Duty to report accident
A bicyclist involved in an accident resulting in injury to or death of any person, or total property damage owned by any person of $1,000.00 or more must immediately give notice of such accident to the police. [346.70(1)]

Special rules applicable to bicycles
Whenever a bicycle is operated upon a highway, bicycle lane or bicycle way, the following rules apply:

1. A bicyclist must ride upon or astride a permanent and regular seat attached to the bicycle. [346.79(1)]

2. No bicycle may be used to carry or transport more persons at one time than the number for which it is designed except that a bicycle may be used to carry or transport a child seated in an auxiliary child's seat or trailer designed for attachment to a bicycle if the seat or trailer is securely attached to the bicycle. [346.79(2)]

3. A bicyclist may not carry any package, bundle, or article which prevents the bicyclist from keeping at least one hand upon the handle bars. [346.79(3)]

4. A bicyclist may not attach himself or herself or the bicycle to any vehicle upon a roadway. [346.79(4)]

5. A motor bicycle with the power unit in operation is prohibited upon a bicycle way. [346.79(5)]

Lane positioning
A bicyclist must ride as close as practicable to the right-hand edge or curb except:

1. When overtaking and passing another vehicle proceeding in the same direction. [346.80(2)(a)(1)]

2. When preparing for a left turn at an intersection or into a private road or driveway. [346.80(2)(a)(2)]

3. When reasonably necessary to avoid unsafe conditions. [346.80(2)(a)(3)]

One way streets
A bicyclist on a one way street with two or more lanes of traffic may ride as near the left hand edge or curb of the roadway as practicable. [346.80(2)(b)]

Riding two-abreast

Bicyclists may ride two abreast as long as traffic is not impeded and both ride within a single lane. [346.80(3)(a)]

Riding on sidewalks
When local authorities permit bicycles on the sidewalk, bicyclists must yield the right of way to any pedestrian and must give an audible signal when passing another bicyclist or pedestrian proceeding in the same direction. [346.804]

Night bicycling
Bicycling at night requires that the bicycle be equipped with or the bicyclist wear a white light visible from a distance of at least 500 feet. A bicycle must also be equipped with a red rear reflector that has a diameter of at least two inches of surface area visible to others between 50 and 500 feet away. [347.489(1)]

Use of Helmets
In Wisconsin, cyclists are not required by law to wear a helmet. However, in 2002, the Wisconsin Supreme Court held that failing to wear a helmet may be used as a defense to reduce the amount of damages recoverable to a person riding an open air vehicle at the time of injury.

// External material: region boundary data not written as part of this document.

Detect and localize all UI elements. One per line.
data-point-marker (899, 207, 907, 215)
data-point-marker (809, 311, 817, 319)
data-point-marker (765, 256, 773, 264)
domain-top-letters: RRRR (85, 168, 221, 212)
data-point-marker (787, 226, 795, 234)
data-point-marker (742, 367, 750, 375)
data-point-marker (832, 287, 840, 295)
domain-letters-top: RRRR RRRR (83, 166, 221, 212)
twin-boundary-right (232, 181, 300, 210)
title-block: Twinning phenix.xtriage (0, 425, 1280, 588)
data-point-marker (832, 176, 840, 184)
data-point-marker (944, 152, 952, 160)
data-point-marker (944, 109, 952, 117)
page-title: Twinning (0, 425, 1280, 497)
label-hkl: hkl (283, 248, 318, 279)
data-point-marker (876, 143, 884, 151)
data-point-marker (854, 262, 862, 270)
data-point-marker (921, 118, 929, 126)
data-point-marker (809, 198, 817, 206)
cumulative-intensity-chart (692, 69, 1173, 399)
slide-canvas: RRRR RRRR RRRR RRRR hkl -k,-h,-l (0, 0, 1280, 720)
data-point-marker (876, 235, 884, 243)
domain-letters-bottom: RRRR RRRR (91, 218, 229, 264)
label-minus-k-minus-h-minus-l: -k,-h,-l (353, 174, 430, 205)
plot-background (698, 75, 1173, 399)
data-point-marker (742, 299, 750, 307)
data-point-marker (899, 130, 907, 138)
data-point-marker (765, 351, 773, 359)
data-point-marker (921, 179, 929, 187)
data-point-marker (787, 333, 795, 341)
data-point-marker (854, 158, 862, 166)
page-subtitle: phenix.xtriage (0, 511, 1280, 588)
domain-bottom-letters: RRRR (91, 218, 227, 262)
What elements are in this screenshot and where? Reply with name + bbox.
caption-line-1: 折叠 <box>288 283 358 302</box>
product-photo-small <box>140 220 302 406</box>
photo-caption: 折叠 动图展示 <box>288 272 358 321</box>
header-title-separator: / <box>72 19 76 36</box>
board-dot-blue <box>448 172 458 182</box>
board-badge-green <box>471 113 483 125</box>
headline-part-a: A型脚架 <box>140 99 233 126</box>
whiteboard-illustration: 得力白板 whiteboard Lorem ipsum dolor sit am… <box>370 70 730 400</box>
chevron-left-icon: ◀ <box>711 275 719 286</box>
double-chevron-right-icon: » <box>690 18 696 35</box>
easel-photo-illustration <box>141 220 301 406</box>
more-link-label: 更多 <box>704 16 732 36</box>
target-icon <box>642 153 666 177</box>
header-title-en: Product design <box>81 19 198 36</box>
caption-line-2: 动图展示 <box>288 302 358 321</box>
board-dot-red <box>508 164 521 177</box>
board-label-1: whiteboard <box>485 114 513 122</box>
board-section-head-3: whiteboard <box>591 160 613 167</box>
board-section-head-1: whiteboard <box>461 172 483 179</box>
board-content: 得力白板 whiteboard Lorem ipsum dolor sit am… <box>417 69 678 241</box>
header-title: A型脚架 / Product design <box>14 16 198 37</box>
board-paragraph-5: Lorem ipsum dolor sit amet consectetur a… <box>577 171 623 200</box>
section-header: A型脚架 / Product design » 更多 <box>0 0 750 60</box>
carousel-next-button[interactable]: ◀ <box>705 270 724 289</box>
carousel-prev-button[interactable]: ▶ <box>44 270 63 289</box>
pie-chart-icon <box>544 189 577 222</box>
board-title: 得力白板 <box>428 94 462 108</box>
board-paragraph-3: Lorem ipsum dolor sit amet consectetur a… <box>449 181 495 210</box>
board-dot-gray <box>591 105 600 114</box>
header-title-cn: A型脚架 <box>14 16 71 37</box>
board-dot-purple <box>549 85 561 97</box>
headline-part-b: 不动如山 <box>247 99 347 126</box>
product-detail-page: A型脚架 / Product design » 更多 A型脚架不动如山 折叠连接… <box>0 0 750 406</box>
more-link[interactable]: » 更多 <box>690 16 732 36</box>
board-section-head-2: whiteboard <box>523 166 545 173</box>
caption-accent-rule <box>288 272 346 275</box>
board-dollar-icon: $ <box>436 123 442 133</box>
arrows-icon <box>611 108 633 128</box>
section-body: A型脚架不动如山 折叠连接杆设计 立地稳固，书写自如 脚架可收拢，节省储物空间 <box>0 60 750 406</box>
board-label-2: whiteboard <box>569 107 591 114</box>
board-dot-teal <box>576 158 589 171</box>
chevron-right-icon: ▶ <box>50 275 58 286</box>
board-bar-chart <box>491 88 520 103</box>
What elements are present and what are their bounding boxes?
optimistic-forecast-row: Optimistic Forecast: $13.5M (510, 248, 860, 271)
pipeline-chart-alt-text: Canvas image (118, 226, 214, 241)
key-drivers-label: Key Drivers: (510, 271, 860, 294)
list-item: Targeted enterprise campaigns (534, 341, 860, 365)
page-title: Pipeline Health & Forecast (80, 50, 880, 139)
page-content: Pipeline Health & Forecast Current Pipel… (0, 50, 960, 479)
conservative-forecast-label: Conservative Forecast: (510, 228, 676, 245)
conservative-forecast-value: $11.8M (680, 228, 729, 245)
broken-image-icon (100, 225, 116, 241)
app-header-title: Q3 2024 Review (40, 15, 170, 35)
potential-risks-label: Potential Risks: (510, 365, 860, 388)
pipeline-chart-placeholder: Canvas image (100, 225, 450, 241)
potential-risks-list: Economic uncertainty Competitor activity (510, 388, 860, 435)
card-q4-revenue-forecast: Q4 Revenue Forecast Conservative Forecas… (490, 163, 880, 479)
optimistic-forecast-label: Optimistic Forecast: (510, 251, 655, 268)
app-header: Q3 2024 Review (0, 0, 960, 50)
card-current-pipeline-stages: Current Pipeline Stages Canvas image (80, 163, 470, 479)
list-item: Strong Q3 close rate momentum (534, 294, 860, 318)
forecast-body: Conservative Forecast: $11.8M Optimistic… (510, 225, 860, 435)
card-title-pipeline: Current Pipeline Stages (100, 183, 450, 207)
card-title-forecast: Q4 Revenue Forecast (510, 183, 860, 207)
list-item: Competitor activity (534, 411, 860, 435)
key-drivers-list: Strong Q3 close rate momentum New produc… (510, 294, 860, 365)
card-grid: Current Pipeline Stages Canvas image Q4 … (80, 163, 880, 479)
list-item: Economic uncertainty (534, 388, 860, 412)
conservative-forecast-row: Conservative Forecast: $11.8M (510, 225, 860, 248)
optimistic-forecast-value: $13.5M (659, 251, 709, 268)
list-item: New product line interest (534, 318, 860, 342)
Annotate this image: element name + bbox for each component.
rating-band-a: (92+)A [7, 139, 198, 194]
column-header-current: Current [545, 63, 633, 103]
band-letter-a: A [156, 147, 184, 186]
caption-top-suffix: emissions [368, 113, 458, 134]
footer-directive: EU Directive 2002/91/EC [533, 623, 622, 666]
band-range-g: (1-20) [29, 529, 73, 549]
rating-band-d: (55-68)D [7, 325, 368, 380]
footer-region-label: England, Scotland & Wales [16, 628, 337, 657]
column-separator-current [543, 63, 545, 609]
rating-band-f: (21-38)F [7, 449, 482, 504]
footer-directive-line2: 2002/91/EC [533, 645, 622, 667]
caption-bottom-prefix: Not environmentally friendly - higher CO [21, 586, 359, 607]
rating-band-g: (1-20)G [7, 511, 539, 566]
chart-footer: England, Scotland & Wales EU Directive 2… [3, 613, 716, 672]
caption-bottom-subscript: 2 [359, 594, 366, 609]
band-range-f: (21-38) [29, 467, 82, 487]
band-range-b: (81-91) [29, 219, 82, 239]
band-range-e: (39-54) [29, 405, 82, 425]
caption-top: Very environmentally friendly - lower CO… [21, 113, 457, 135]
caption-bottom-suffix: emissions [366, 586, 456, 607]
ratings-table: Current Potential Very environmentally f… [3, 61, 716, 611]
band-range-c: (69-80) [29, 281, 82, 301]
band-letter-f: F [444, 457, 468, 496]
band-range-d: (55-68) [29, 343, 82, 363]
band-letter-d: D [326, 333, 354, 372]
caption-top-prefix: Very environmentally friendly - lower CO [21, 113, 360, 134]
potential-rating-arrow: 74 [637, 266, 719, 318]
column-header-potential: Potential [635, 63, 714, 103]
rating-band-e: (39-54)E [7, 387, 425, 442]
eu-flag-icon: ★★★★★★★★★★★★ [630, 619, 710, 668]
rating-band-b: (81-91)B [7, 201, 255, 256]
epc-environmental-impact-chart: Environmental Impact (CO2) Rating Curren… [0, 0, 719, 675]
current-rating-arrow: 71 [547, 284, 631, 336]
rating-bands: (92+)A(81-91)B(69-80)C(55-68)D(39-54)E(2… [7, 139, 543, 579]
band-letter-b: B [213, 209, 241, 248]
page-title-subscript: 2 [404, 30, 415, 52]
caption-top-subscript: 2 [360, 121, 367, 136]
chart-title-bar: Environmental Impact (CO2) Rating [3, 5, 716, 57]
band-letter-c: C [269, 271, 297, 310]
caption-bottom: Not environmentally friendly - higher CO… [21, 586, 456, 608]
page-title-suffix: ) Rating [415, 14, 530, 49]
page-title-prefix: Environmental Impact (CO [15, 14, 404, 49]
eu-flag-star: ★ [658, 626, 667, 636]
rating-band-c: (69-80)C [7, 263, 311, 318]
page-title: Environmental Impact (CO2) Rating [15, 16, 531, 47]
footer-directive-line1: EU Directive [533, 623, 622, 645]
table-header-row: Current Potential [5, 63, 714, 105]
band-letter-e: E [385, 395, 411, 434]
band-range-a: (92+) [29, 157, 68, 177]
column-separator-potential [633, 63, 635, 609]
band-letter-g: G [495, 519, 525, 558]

This plays out as follows: The court determines whether a safety helmet was available, and whether there is evidence indicating a causal relationship between the injuries sustained and the failure to use a helmet. If the court finds availability and a causal relationship, the court will instruct the jury that it may limit recovery on these facts. Following the rules of the road will keep you in good standing with the law and prevent accidents.